We affirm the judge’s finding of a § 8(5) illegal discontinuance, but vacate the finding of the date of that discontinuance, April 13, 1990, as the date is without evidentiary support. The parties are to stipulate to the correct date or the judge should take evidence and make new findings consistent with this opinion.
Although we affirm the judge’s finding that the employee has a partial earning capacity, we vacate his finding of the amount to be assigned from June 28, 1990 and continuing (i.e. the $224.82 weekly compensation rate based on an earning capacity of $225.00) and order findings de novo with the application of the factors set forth in Scheffler’s Case, supra andFrennier’s Case, supra, in conjunction with the medical evidence.
We affirm the unemployment offset order but we order recalculation of it consistent with this opinion. We affirm the order of a § 8(5) penalty, but order recalculation of the amount after considering the offset for unemployment benefits received, the actual date of the discontinuance in April of 1990, the earning capacity found, and calculation of 20% of the amount Maryland’s responsible to pay, up to the September 6, 1991 conference order.
The insurer is to pay employee’s counsel a fee in the amount of $1500.00.
____________________________________ Edward P. Kirby Administrative Law Judge
____________________________________ Suzanne E.K. Smith Administrative Law Judge
____________________________________ Susan Maze-Rothstein Administrative Law Judge
Filed: October 24, 1995
Except as specifically provided above, if the insurer terminates, reduces, or fails to make any payments required under this chapter, and additional compensation is later ordered, the employee shall be paid by the insurer a penalty payment equal to twenty per cent of the additional compensation due on the date of such finding.
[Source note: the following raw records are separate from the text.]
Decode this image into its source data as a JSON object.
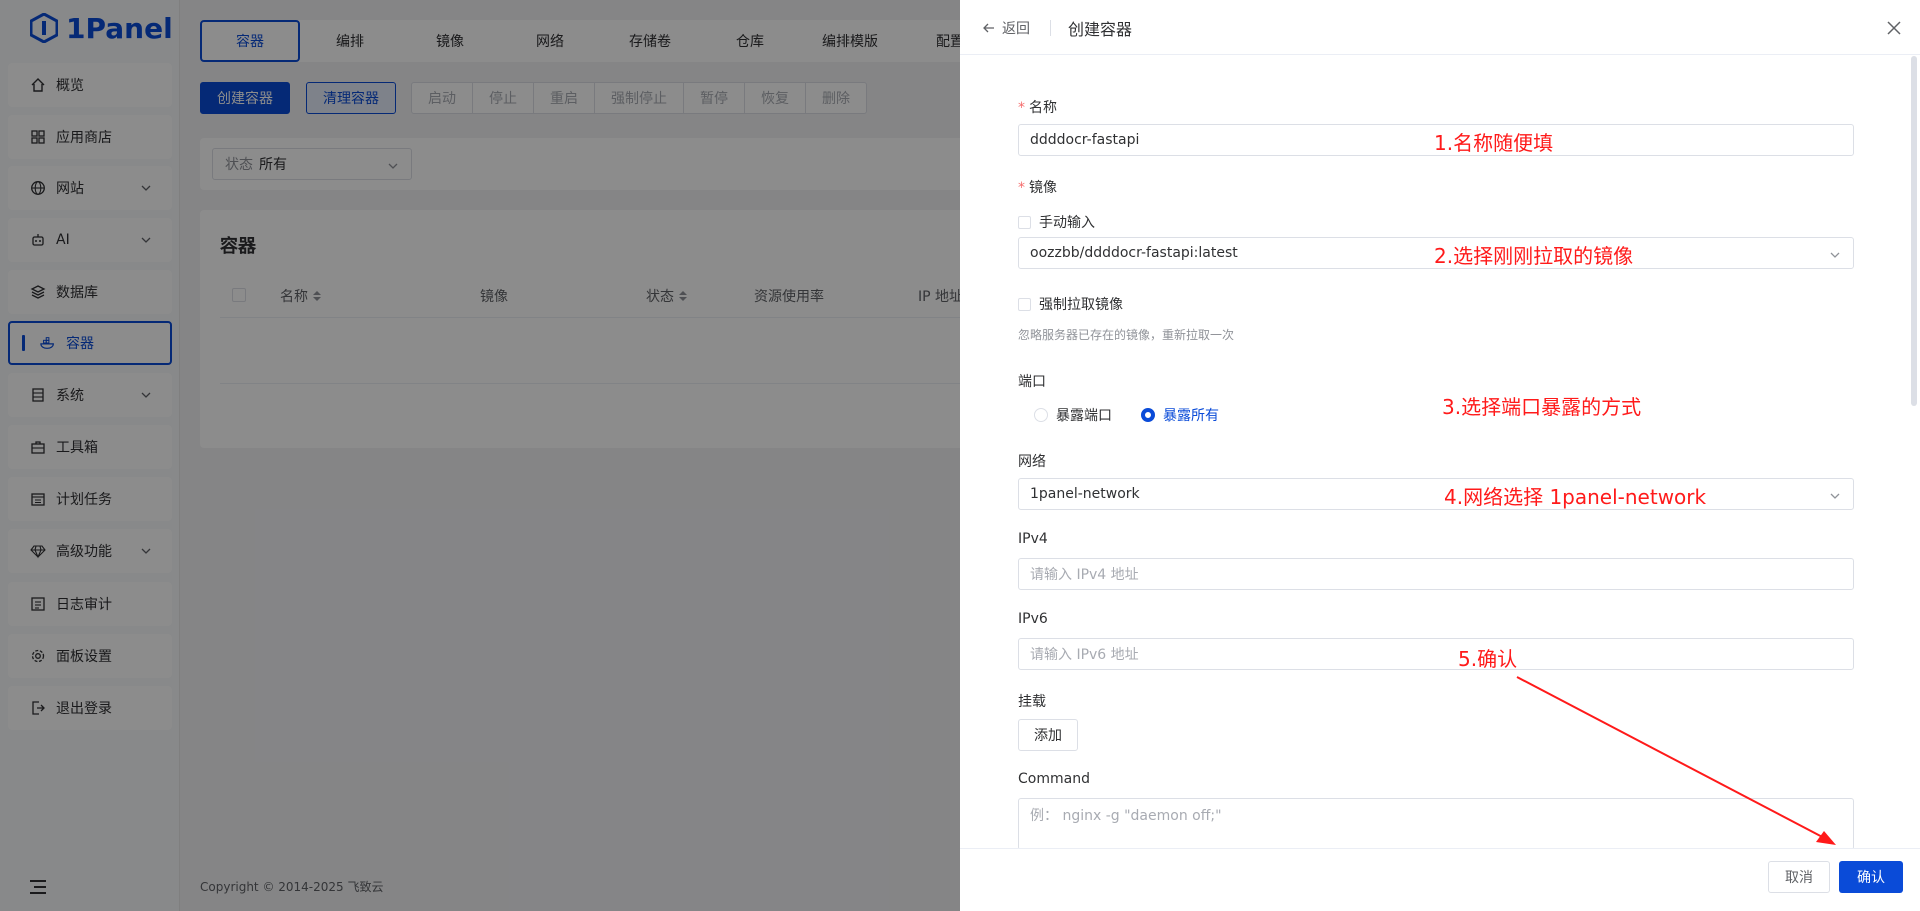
{
  "app": {
    "name": "1Panel"
  },
  "sidebar": {
    "items": [
      {
        "label": "概览",
        "icon": "home-icon"
      },
      {
        "label": "应用商店",
        "icon": "apps-grid-icon"
      },
      {
        "label": "网站",
        "icon": "globe-icon",
        "expandable": true
      },
      {
        "label": "AI",
        "icon": "robot-icon",
        "expandable": true
      },
      {
        "label": "数据库",
        "icon": "database-layers-icon"
      },
      {
        "label": "容器",
        "icon": "docker-whale-icon",
        "active": true
      },
      {
        "label": "系统",
        "icon": "server-icon",
        "expandable": true
      },
      {
        "label": "工具箱",
        "icon": "toolbox-icon"
      },
      {
        "label": "计划任务",
        "icon": "calendar-icon"
      },
      {
        "label": "高级功能",
        "icon": "diamond-icon",
        "expandable": true
      },
      {
        "label": "日志审计",
        "icon": "log-icon"
      },
      {
        "label": "面板设置",
        "icon": "gear-icon"
      },
      {
        "label": "退出登录",
        "icon": "logout-icon"
      }
    ]
  },
  "tabs": [
    "容器",
    "编排",
    "镜像",
    "网络",
    "存储卷",
    "仓库",
    "编排模版",
    "配置"
  ],
  "toolbar": {
    "create": "创建容器",
    "clean": "清理容器",
    "group": [
      "启动",
      "停止",
      "重启",
      "强制停止",
      "暂停",
      "恢复",
      "删除"
    ]
  },
  "filter": {
    "label": "状态",
    "value": "所有"
  },
  "content": {
    "title": "容器",
    "columns": [
      "名称",
      "镜像",
      "状态",
      "资源使用率",
      "IP 地址"
    ]
  },
  "footer": {
    "copyright": "Copyright © 2014-2025 飞致云"
  },
  "drawer": {
    "back": "返回",
    "title": "创建容器",
    "name_label": "名称",
    "name_value": "ddddocr-fastapi",
    "image_label": "镜像",
    "manual_input": "手动输入",
    "image_value": "oozzbb/ddddocr-fastapi:latest",
    "force_pull": "强制拉取镜像",
    "force_pull_hint": "忽略服务器已存在的镜像，重新拉取一次",
    "port_label": "端口",
    "port_options": [
      "暴露端口",
      "暴露所有"
    ],
    "network_label": "网络",
    "network_value": "1panel-network",
    "ipv4_label": "IPv4",
    "ipv4_placeholder": "请输入 IPv4 地址",
    "ipv6_label": "IPv6",
    "ipv6_placeholder": "请输入 IPv6 地址",
    "mount_label": "挂载",
    "add_button": "添加",
    "command_label": "Command",
    "command_placeholder": "例： nginx -g \"daemon off;\"",
    "cancel": "取消",
    "confirm": "确认"
  },
  "annotations": {
    "a1": "1.名称随便填",
    "a2": "2.选择刚刚拉取的镜像",
    "a3": "3.选择端口暴露的方式",
    "a4": "4.网络选择 1panel-network",
    "a5": "5.确认",
    "color": "#ff1a1a"
  },
  "colors": {
    "primary": "#0a4bd8",
    "required": "#f56c6c"
  }
}
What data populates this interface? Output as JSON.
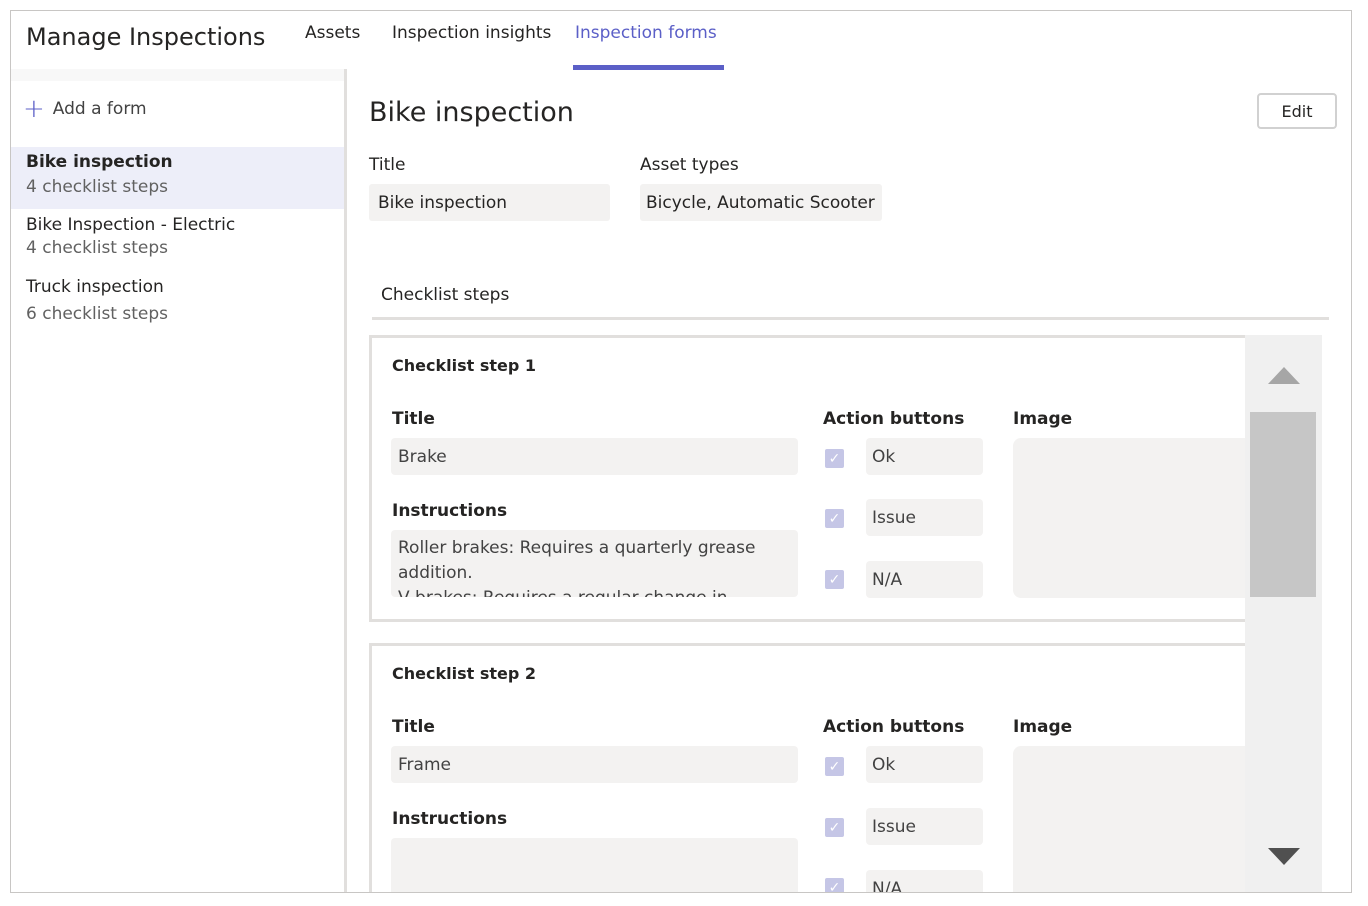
{
  "header": {
    "app_title": "Manage Inspections",
    "tabs": [
      {
        "label": "Assets"
      },
      {
        "label": "Inspection insights"
      },
      {
        "label": "Inspection forms"
      }
    ],
    "active_tab": "Inspection forms"
  },
  "sidebar": {
    "add_form_label": "Add a form",
    "forms": [
      {
        "name": "Bike inspection",
        "steps": "4 checklist steps"
      },
      {
        "name": "Bike Inspection - Electric",
        "steps": "4 checklist steps"
      },
      {
        "name": "Truck inspection",
        "steps": "6 checklist steps"
      }
    ]
  },
  "main": {
    "title": "Bike inspection",
    "edit_label": "Edit",
    "title_label": "Title",
    "title_value": "Bike inspection",
    "asset_types_label": "Asset types",
    "asset_types_value": "Bicycle, Automatic Scooter",
    "checklist_label": "Checklist steps",
    "steps": [
      {
        "heading": "Checklist step 1",
        "title_label": "Title",
        "title_value": "Brake",
        "instructions_label": "Instructions",
        "instructions_value": "Roller brakes: Requires a quarterly grease addition.\nV brakes: Requires a regular change in",
        "action_label": "Action buttons",
        "actions": [
          "Ok",
          "Issue",
          "N/A"
        ],
        "image_label": "Image"
      },
      {
        "heading": "Checklist step 2",
        "title_label": "Title",
        "title_value": "Frame",
        "instructions_label": "Instructions",
        "instructions_value": "",
        "action_label": "Action buttons",
        "actions": [
          "Ok",
          "Issue",
          "N/A"
        ],
        "image_label": "Image"
      }
    ]
  },
  "colors": {
    "accent": "#5b5fc7",
    "selected_bg": "#edeef9",
    "field_bg": "#f3f2f1",
    "checkbox": "#c5c6e6"
  },
  "icons": {
    "add": "plus-icon",
    "check": "checkmark-icon",
    "scroll_up": "triangle-up-icon",
    "scroll_down": "triangle-down-icon"
  }
}
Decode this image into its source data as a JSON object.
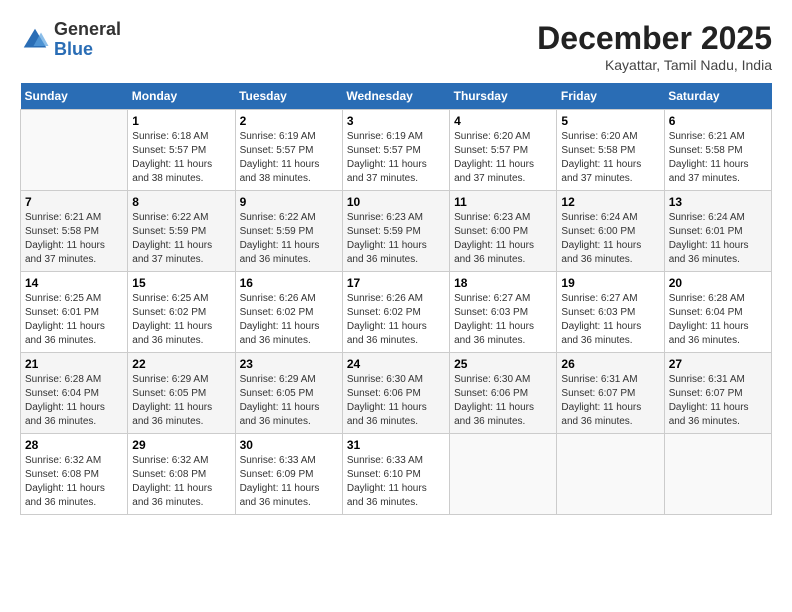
{
  "header": {
    "logo_general": "General",
    "logo_blue": "Blue",
    "month_year": "December 2025",
    "location": "Kayattar, Tamil Nadu, India"
  },
  "days_of_week": [
    "Sunday",
    "Monday",
    "Tuesday",
    "Wednesday",
    "Thursday",
    "Friday",
    "Saturday"
  ],
  "weeks": [
    [
      {
        "day": "",
        "sunrise": "",
        "sunset": "",
        "daylight": ""
      },
      {
        "day": "1",
        "sunrise": "Sunrise: 6:18 AM",
        "sunset": "Sunset: 5:57 PM",
        "daylight": "Daylight: 11 hours and 38 minutes."
      },
      {
        "day": "2",
        "sunrise": "Sunrise: 6:19 AM",
        "sunset": "Sunset: 5:57 PM",
        "daylight": "Daylight: 11 hours and 38 minutes."
      },
      {
        "day": "3",
        "sunrise": "Sunrise: 6:19 AM",
        "sunset": "Sunset: 5:57 PM",
        "daylight": "Daylight: 11 hours and 37 minutes."
      },
      {
        "day": "4",
        "sunrise": "Sunrise: 6:20 AM",
        "sunset": "Sunset: 5:57 PM",
        "daylight": "Daylight: 11 hours and 37 minutes."
      },
      {
        "day": "5",
        "sunrise": "Sunrise: 6:20 AM",
        "sunset": "Sunset: 5:58 PM",
        "daylight": "Daylight: 11 hours and 37 minutes."
      },
      {
        "day": "6",
        "sunrise": "Sunrise: 6:21 AM",
        "sunset": "Sunset: 5:58 PM",
        "daylight": "Daylight: 11 hours and 37 minutes."
      }
    ],
    [
      {
        "day": "7",
        "sunrise": "Sunrise: 6:21 AM",
        "sunset": "Sunset: 5:58 PM",
        "daylight": "Daylight: 11 hours and 37 minutes."
      },
      {
        "day": "8",
        "sunrise": "Sunrise: 6:22 AM",
        "sunset": "Sunset: 5:59 PM",
        "daylight": "Daylight: 11 hours and 37 minutes."
      },
      {
        "day": "9",
        "sunrise": "Sunrise: 6:22 AM",
        "sunset": "Sunset: 5:59 PM",
        "daylight": "Daylight: 11 hours and 36 minutes."
      },
      {
        "day": "10",
        "sunrise": "Sunrise: 6:23 AM",
        "sunset": "Sunset: 5:59 PM",
        "daylight": "Daylight: 11 hours and 36 minutes."
      },
      {
        "day": "11",
        "sunrise": "Sunrise: 6:23 AM",
        "sunset": "Sunset: 6:00 PM",
        "daylight": "Daylight: 11 hours and 36 minutes."
      },
      {
        "day": "12",
        "sunrise": "Sunrise: 6:24 AM",
        "sunset": "Sunset: 6:00 PM",
        "daylight": "Daylight: 11 hours and 36 minutes."
      },
      {
        "day": "13",
        "sunrise": "Sunrise: 6:24 AM",
        "sunset": "Sunset: 6:01 PM",
        "daylight": "Daylight: 11 hours and 36 minutes."
      }
    ],
    [
      {
        "day": "14",
        "sunrise": "Sunrise: 6:25 AM",
        "sunset": "Sunset: 6:01 PM",
        "daylight": "Daylight: 11 hours and 36 minutes."
      },
      {
        "day": "15",
        "sunrise": "Sunrise: 6:25 AM",
        "sunset": "Sunset: 6:02 PM",
        "daylight": "Daylight: 11 hours and 36 minutes."
      },
      {
        "day": "16",
        "sunrise": "Sunrise: 6:26 AM",
        "sunset": "Sunset: 6:02 PM",
        "daylight": "Daylight: 11 hours and 36 minutes."
      },
      {
        "day": "17",
        "sunrise": "Sunrise: 6:26 AM",
        "sunset": "Sunset: 6:02 PM",
        "daylight": "Daylight: 11 hours and 36 minutes."
      },
      {
        "day": "18",
        "sunrise": "Sunrise: 6:27 AM",
        "sunset": "Sunset: 6:03 PM",
        "daylight": "Daylight: 11 hours and 36 minutes."
      },
      {
        "day": "19",
        "sunrise": "Sunrise: 6:27 AM",
        "sunset": "Sunset: 6:03 PM",
        "daylight": "Daylight: 11 hours and 36 minutes."
      },
      {
        "day": "20",
        "sunrise": "Sunrise: 6:28 AM",
        "sunset": "Sunset: 6:04 PM",
        "daylight": "Daylight: 11 hours and 36 minutes."
      }
    ],
    [
      {
        "day": "21",
        "sunrise": "Sunrise: 6:28 AM",
        "sunset": "Sunset: 6:04 PM",
        "daylight": "Daylight: 11 hours and 36 minutes."
      },
      {
        "day": "22",
        "sunrise": "Sunrise: 6:29 AM",
        "sunset": "Sunset: 6:05 PM",
        "daylight": "Daylight: 11 hours and 36 minutes."
      },
      {
        "day": "23",
        "sunrise": "Sunrise: 6:29 AM",
        "sunset": "Sunset: 6:05 PM",
        "daylight": "Daylight: 11 hours and 36 minutes."
      },
      {
        "day": "24",
        "sunrise": "Sunrise: 6:30 AM",
        "sunset": "Sunset: 6:06 PM",
        "daylight": "Daylight: 11 hours and 36 minutes."
      },
      {
        "day": "25",
        "sunrise": "Sunrise: 6:30 AM",
        "sunset": "Sunset: 6:06 PM",
        "daylight": "Daylight: 11 hours and 36 minutes."
      },
      {
        "day": "26",
        "sunrise": "Sunrise: 6:31 AM",
        "sunset": "Sunset: 6:07 PM",
        "daylight": "Daylight: 11 hours and 36 minutes."
      },
      {
        "day": "27",
        "sunrise": "Sunrise: 6:31 AM",
        "sunset": "Sunset: 6:07 PM",
        "daylight": "Daylight: 11 hours and 36 minutes."
      }
    ],
    [
      {
        "day": "28",
        "sunrise": "Sunrise: 6:32 AM",
        "sunset": "Sunset: 6:08 PM",
        "daylight": "Daylight: 11 hours and 36 minutes."
      },
      {
        "day": "29",
        "sunrise": "Sunrise: 6:32 AM",
        "sunset": "Sunset: 6:08 PM",
        "daylight": "Daylight: 11 hours and 36 minutes."
      },
      {
        "day": "30",
        "sunrise": "Sunrise: 6:33 AM",
        "sunset": "Sunset: 6:09 PM",
        "daylight": "Daylight: 11 hours and 36 minutes."
      },
      {
        "day": "31",
        "sunrise": "Sunrise: 6:33 AM",
        "sunset": "Sunset: 6:10 PM",
        "daylight": "Daylight: 11 hours and 36 minutes."
      },
      {
        "day": "",
        "sunrise": "",
        "sunset": "",
        "daylight": ""
      },
      {
        "day": "",
        "sunrise": "",
        "sunset": "",
        "daylight": ""
      },
      {
        "day": "",
        "sunrise": "",
        "sunset": "",
        "daylight": ""
      }
    ]
  ]
}
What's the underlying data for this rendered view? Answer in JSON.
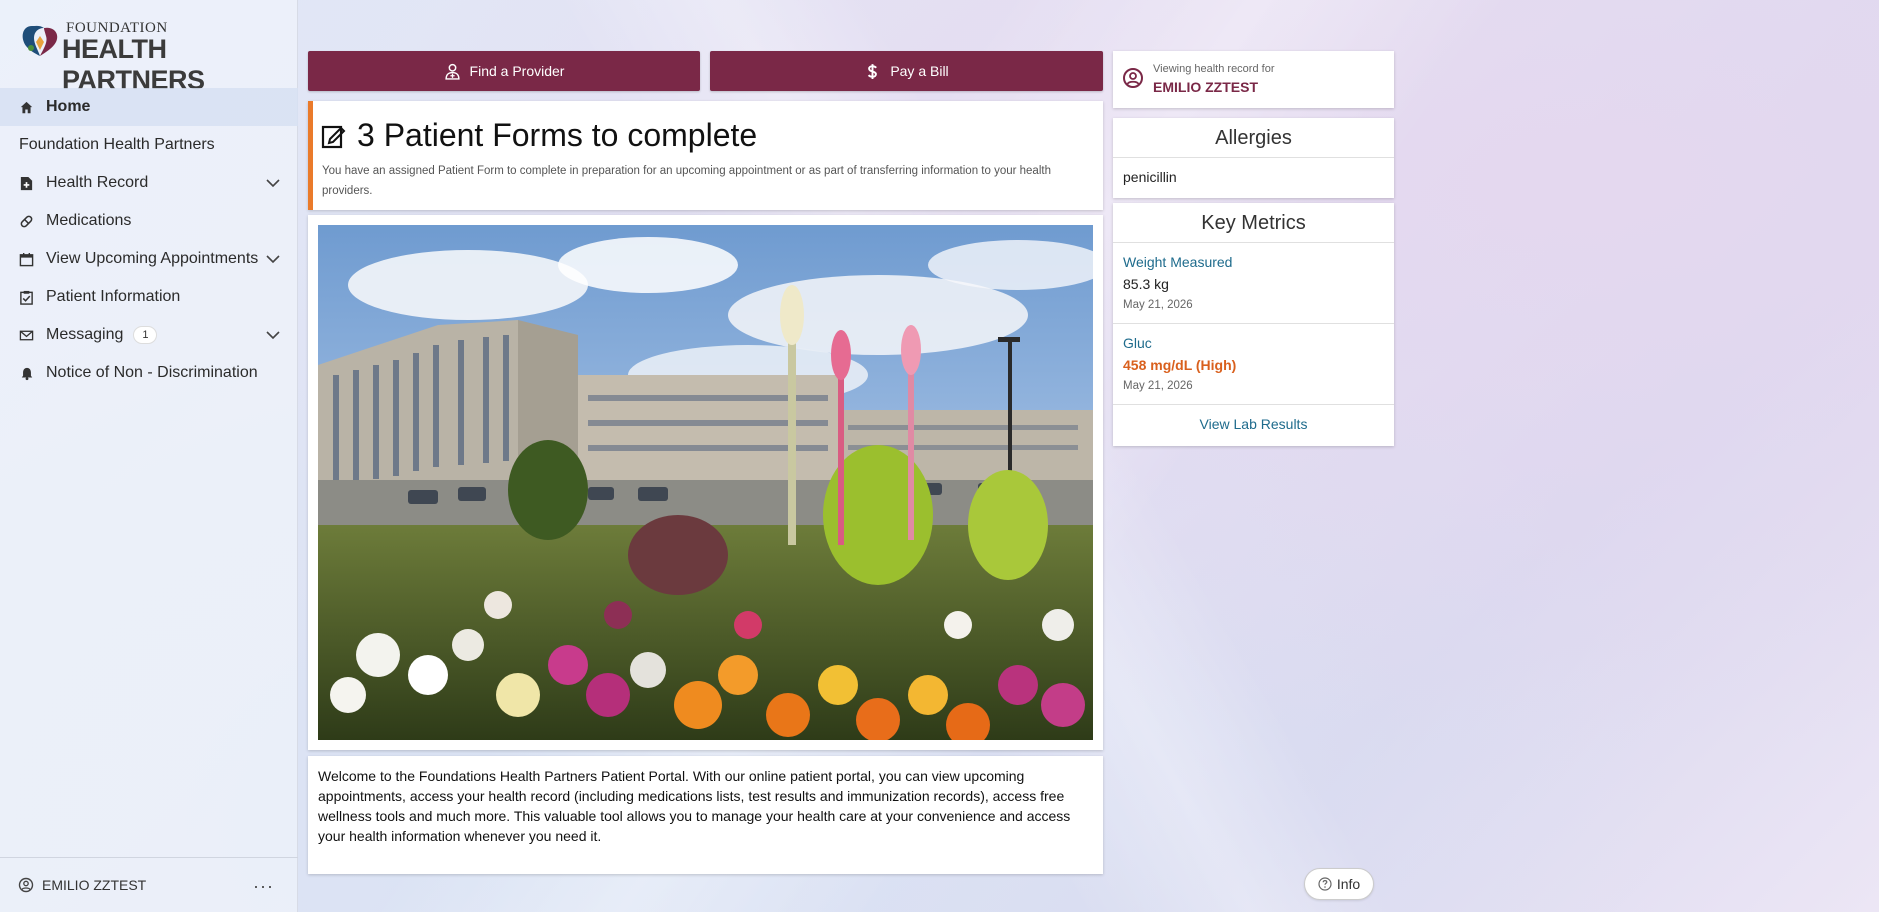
{
  "brand": {
    "top": "FOUNDATION",
    "main": "HEALTH PARTNERS"
  },
  "nav": {
    "items": [
      {
        "label": "Home",
        "icon": "home-icon"
      },
      {
        "label": "Foundation Health Partners"
      },
      {
        "label": "Health Record",
        "icon": "file-plus-icon"
      },
      {
        "label": "Medications",
        "icon": "pill-icon"
      },
      {
        "label": "View Upcoming Appointments",
        "icon": "calendar-icon"
      },
      {
        "label": "Patient Information",
        "icon": "clipboard-check-icon"
      },
      {
        "label": "Messaging",
        "icon": "envelope-icon",
        "badge": "1"
      },
      {
        "label": "Notice of Non - Discrimination",
        "icon": "bell-icon"
      }
    ]
  },
  "footer": {
    "user": "EMILIO ZZTEST",
    "more": "···"
  },
  "actions": {
    "find_provider": "Find a Provider",
    "pay_bill": "Pay a Bill"
  },
  "forms": {
    "title": "3 Patient Forms to complete",
    "description": "You have an assigned Patient Form to complete in preparation for an upcoming appointment or as part of transferring information to your health providers."
  },
  "welcome": "Welcome to the Foundations Health Partners Patient Portal. With our online patient portal, you can view upcoming appointments, access your health record (including medications lists, test results and immunization records), access free wellness tools and much more. This valuable tool allows you to manage your health care at your convenience and access your health information whenever you need it.",
  "viewing": {
    "label": "Viewing health record for",
    "name": "EMILIO ZZTEST"
  },
  "allergies": {
    "title": "Allergies",
    "items": [
      "penicillin"
    ]
  },
  "metrics": {
    "title": "Key Metrics",
    "items": [
      {
        "name": "Weight Measured",
        "value": "85.3 kg",
        "date": "May 21, 2026"
      },
      {
        "name": "Gluc",
        "value": "458 mg/dL (High)",
        "date": "May 21, 2026"
      }
    ],
    "link": "View Lab Results"
  },
  "info_button": "Info",
  "colors": {
    "primary": "#7a2847",
    "accent_orange": "#ea7a2a",
    "link": "#1e6b8c",
    "high": "#d9601d"
  }
}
No amount paid as a penalty under this section shall be included in any formula utilized to establish premium rates for workers’ compensation insurance. No termination or modification of benefits not based on actual earnings or an order of the board shall be allowed without seven days written notice to the employee and the department.
If one or more claims are filed for an injury and two or more insurers, any one of which may be held to be liable therefor to pay compensation . . . such one of said insurers as they may mutually agree upon or as may be selected by a single member of the board shall pay to the injured employee the compensation aforesaid, pending a final decision of the board as to the matter in controversy, and such decision shall require that the amount of compensation so paid shall be deducted from the award if made against another insurer and be paid by said other insurer to the insurer agreed upon or selected by the single member as aforesaid.
(1) No benefits shall be payable under section thirty-four or section thirty four A for any week in which the employee has received or is receiving unemployment compensation benefits.
(2) Any employee claiming or receiving benefits shall upon written request from the insurer apply for such benefits . . . Any unemployment compensation benefits received shall be credited against partial disability benefits payable for the same time period, or, if for a period of time for which partial disability benefits have already been paid, shall be credited against any future partial disability benefits which are or may become payable. St. 1985, c. 572, § 47A.